YOU said people on this forum bashed the quality of DOS product. That is just not true. No one on this forum has put down the product itself. I was pointing out the only comments that could even remotely be taken as 'bad' on the forum were regarding the name. Any threads regarding the product itself and the company have generally been glowing. I was simply pointing that out because it was an unfair remark about the forums users.

I have no idea what you are ranting on about. I don't even know if you read the post. There is nothing in it to merit going off like you.


----------



## z0z0 (Feb 19, 2009)

I am in the process of deciding which DoS guitar to buy.

As for the name - I would much prefer just Carparelli rather than "Dot on Shaft". It really is not a "cool" name. They should have a "New Name Contest"


----------



## Samsquantch (Mar 5, 2009)

z0z0 said:


> I am in the process of deciding which DoS guitar to buy.
> 
> As for the name - I would much prefer just Carparelli rather than "Dot on Shaft". It really is not a "cool" name. They should have a "New Name Contest"

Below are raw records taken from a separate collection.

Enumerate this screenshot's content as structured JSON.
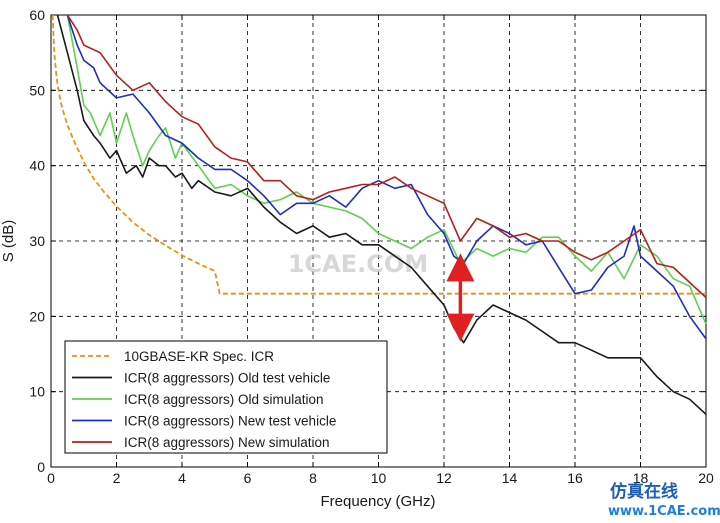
{
  "chart_data": {
    "type": "line",
    "xlabel": "Frequency (GHz)",
    "ylabel": "S (dB)",
    "xlim": [
      0,
      20
    ],
    "ylim": [
      0,
      60
    ],
    "xticks": [
      0,
      2,
      4,
      6,
      8,
      10,
      12,
      14,
      16,
      18,
      20
    ],
    "yticks": [
      0,
      10,
      20,
      30,
      40,
      50,
      60
    ],
    "grid": true,
    "legend_position": "bottom-left",
    "series": [
      {
        "name": "10GBASE-KR Spec. ICR",
        "color": "#e8901a",
        "style": "dashed",
        "x": [
          0.05,
          0.1,
          0.15,
          0.2,
          0.3,
          0.4,
          0.5,
          0.7,
          1.0,
          1.3,
          1.6,
          2.0,
          2.5,
          3.0,
          3.5,
          4.0,
          4.5,
          5.0,
          5.15,
          6.0,
          8.0,
          10.0,
          12.0,
          14.0,
          16.0,
          18.0,
          20.0
        ],
        "values": [
          60.0,
          55.0,
          52.6,
          50.8,
          48.4,
          46.8,
          45.4,
          43.3,
          40.5,
          38.3,
          36.6,
          34.6,
          32.5,
          30.8,
          29.4,
          28.1,
          27.0,
          26.0,
          23.0,
          23.0,
          23.0,
          23.0,
          23.0,
          23.0,
          23.0,
          23.0,
          23.0
        ]
      },
      {
        "name": "ICR(8 aggressors) Old test vehicle",
        "color": "#1a1a1a",
        "style": "solid",
        "x": [
          0.2,
          0.5,
          0.8,
          1.0,
          1.3,
          1.5,
          1.8,
          2.0,
          2.3,
          2.6,
          2.8,
          3.0,
          3.3,
          3.5,
          3.8,
          4.0,
          4.3,
          4.5,
          5.0,
          5.5,
          6.0,
          6.5,
          7.0,
          7.5,
          8.0,
          8.5,
          9.0,
          9.5,
          10.0,
          10.5,
          11.0,
          11.5,
          12.0,
          12.3,
          12.6,
          13.0,
          13.5,
          14.0,
          14.5,
          15.0,
          15.5,
          16.0,
          16.5,
          17.0,
          17.5,
          18.0,
          18.5,
          19.0,
          19.5,
          20.0
        ],
        "values": [
          60,
          55,
          50,
          46,
          44,
          43,
          41,
          42,
          39,
          40,
          38.5,
          41,
          40,
          40,
          38.5,
          39,
          37,
          38,
          36.5,
          36,
          37,
          34.5,
          32.5,
          31,
          32,
          30.5,
          31,
          29.5,
          29.5,
          28,
          26.5,
          24,
          21.5,
          18.5,
          16.5,
          19.5,
          21.5,
          20.5,
          19.5,
          18,
          16.5,
          16.5,
          15.5,
          14.5,
          14.5,
          14.5,
          12,
          10,
          9,
          7
        ]
      },
      {
        "name": "ICR(8 aggressors) Old simulation",
        "color": "#5ed14e",
        "style": "solid",
        "x": [
          0.5,
          0.8,
          1.0,
          1.2,
          1.5,
          1.8,
          2.0,
          2.3,
          2.5,
          2.8,
          3.0,
          3.3,
          3.5,
          3.8,
          4.0,
          4.5,
          5.0,
          5.5,
          6.0,
          6.5,
          7.0,
          7.5,
          8.0,
          8.5,
          9.0,
          9.5,
          10.0,
          10.5,
          11.0,
          11.5,
          12.0,
          12.5,
          13.0,
          13.5,
          14.0,
          14.5,
          15.0,
          15.5,
          16.0,
          16.5,
          17.0,
          17.5,
          18.0,
          18.5,
          19.0,
          19.5,
          20.0
        ],
        "values": [
          60,
          53,
          48,
          47,
          44,
          47,
          43,
          47,
          44,
          40,
          42,
          44,
          45,
          41,
          43,
          40,
          37,
          37.5,
          36,
          35,
          35.5,
          36.5,
          35,
          34.5,
          34,
          33,
          31,
          30,
          29,
          30.5,
          31.5,
          27,
          29,
          28,
          29,
          28.5,
          30.5,
          30.5,
          28,
          26,
          28.5,
          25,
          29.5,
          28,
          25,
          24,
          19
        ]
      },
      {
        "name": "ICR(8 aggressors) New test vehicle",
        "color": "#1f2fb8",
        "style": "solid",
        "x": [
          0.5,
          0.8,
          1.0,
          1.3,
          1.5,
          2.0,
          2.5,
          3.0,
          3.5,
          4.0,
          4.5,
          5.0,
          5.5,
          6.0,
          6.5,
          7.0,
          7.5,
          8.0,
          8.5,
          9.0,
          9.5,
          10.0,
          10.5,
          11.0,
          11.5,
          12.0,
          12.3,
          12.6,
          13.0,
          13.5,
          14.0,
          14.5,
          15.0,
          15.5,
          16.0,
          16.5,
          17.0,
          17.5,
          17.8,
          18.0,
          18.5,
          19.0,
          19.5,
          20.0
        ],
        "values": [
          60,
          56,
          54,
          53,
          51,
          49,
          49.5,
          47,
          44,
          43,
          41,
          39.5,
          39.5,
          38,
          36,
          33.5,
          35,
          35,
          36,
          34.5,
          37,
          38,
          37,
          37.5,
          33.5,
          31,
          28,
          27,
          30,
          32,
          31,
          29.5,
          30,
          26.5,
          23,
          23.5,
          26.5,
          28,
          32,
          28,
          26,
          24,
          20,
          17
        ]
      },
      {
        "name": "ICR(8 aggressors) New simulation",
        "color": "#b5201e",
        "style": "solid",
        "x": [
          0.5,
          0.8,
          1.0,
          1.5,
          2.0,
          2.5,
          3.0,
          3.5,
          4.0,
          4.5,
          5.0,
          5.5,
          6.0,
          6.5,
          7.0,
          7.5,
          8.0,
          8.5,
          9.0,
          9.5,
          10.0,
          10.5,
          11.0,
          11.5,
          12.0,
          12.5,
          13.0,
          13.5,
          14.0,
          14.5,
          15.0,
          15.5,
          16.0,
          16.5,
          17.0,
          17.5,
          18.0,
          18.5,
          19.0,
          19.5,
          20.0
        ],
        "values": [
          60,
          58,
          56,
          55,
          52,
          50,
          51,
          48.5,
          46.5,
          45.5,
          42.5,
          41,
          40.5,
          38,
          38,
          36,
          35.5,
          36.5,
          37,
          37.5,
          37.5,
          38.5,
          37,
          36,
          35,
          30,
          33,
          32,
          30.5,
          31,
          30,
          30,
          28.5,
          27.5,
          28.5,
          30,
          31.5,
          27,
          26.5,
          24.5,
          22.5
        ]
      }
    ],
    "annotations": [
      {
        "type": "double-arrow",
        "color": "#e02020",
        "x": 12.5,
        "y_from": 18.5,
        "y_to": 26.5
      }
    ]
  },
  "watermark": {
    "text": "1CAE.COM"
  },
  "logo": {
    "chinese": "仿真在线",
    "url": "www.1CAE.com"
  }
}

Totally agree. I think the name is pretty silly, honestly, and it probably prevents a lot of people from buying their guitars. And also the fact that they sell Behringer amps and effects...Blah.


----------



## mschet (Mar 27, 2009)

I went by Thursday and Friday at 7 pm and they were closed. What's with their business hours?


----------



## GuitarsCanada (Dec 30, 2005)

It appears that DOS is slowly dropping the DOS name and moving to Carparelli Guitars. This in addition to closing the Barrie location and moving into dealers instead of on-line sales.


----------



## keefsdad (Feb 7, 2006)

It seems like mentioning DOS here is like starting a Dumble thread on the Gear Page:sport-smiley-002:
Somewhat controversial. 
I've never tried one, so I have no opinion, other than that I would like to see a Canadian guitar company do well:smilie_flagge17:


----------



## Duster (Dec 28, 2007)

Is the Woodbridge store still open? I checked out their website, which used to have pictures of the store, etc., but all that's gone and there's just product information.

Are they no longer a retail operation?

--- D


----------



## GuitarsCanada (Dec 30, 2005)

Duster said:


> Is the Woodbridge store still open? I checked out their website, which used to have pictures of the store, etc., but all that's gone and there's just product information.
> 
> Are they no longer a retail operation?
> 
> --- D


I have not chatted with Mike in some time, but as I mentioned in the post above it would appear that the DOS name is being dropped and replaced by "Carparelli Guitars". I think they are also moving to a dealer network vs a stand-alone operation selling just that brand.


----------



## ezcomes (Jul 28, 2008)

man i love the doubleneck model - tele AND paul!!
i think i want another doubleneck!!


----------



## brimc76 (Feb 14, 2008)

I had an email from Mike the other day and the stores are closed. He is looking for a distributor, or to sell the guitars through other retail outlets at the moment. Not sure what happened with the stores as I thought the Woodbridge store just opened.


----------



## Duster (Dec 28, 2007)

brimc76 said:


> I had an email from Mike the other day and the stores are closed. He is looking for a distributor, or to sell the guitars through other retail outlets at the moment. Not sure what happened with the stores as I thought the Woodbridge store just opened.


That's a shame. The store was near me, so I was hoping to make it my local. The guys in the shop were nice, the one time I was in there. The product wasn't all to my taste, but there was plenty that had potential. And all those lefties... Hm, I guess it's a tough racket. You really need the right formula and business model, and I guess that wasn't it.

Hopefully they'll do well with the Carparelli name, and maybe re-open a retail location...

--- D


----------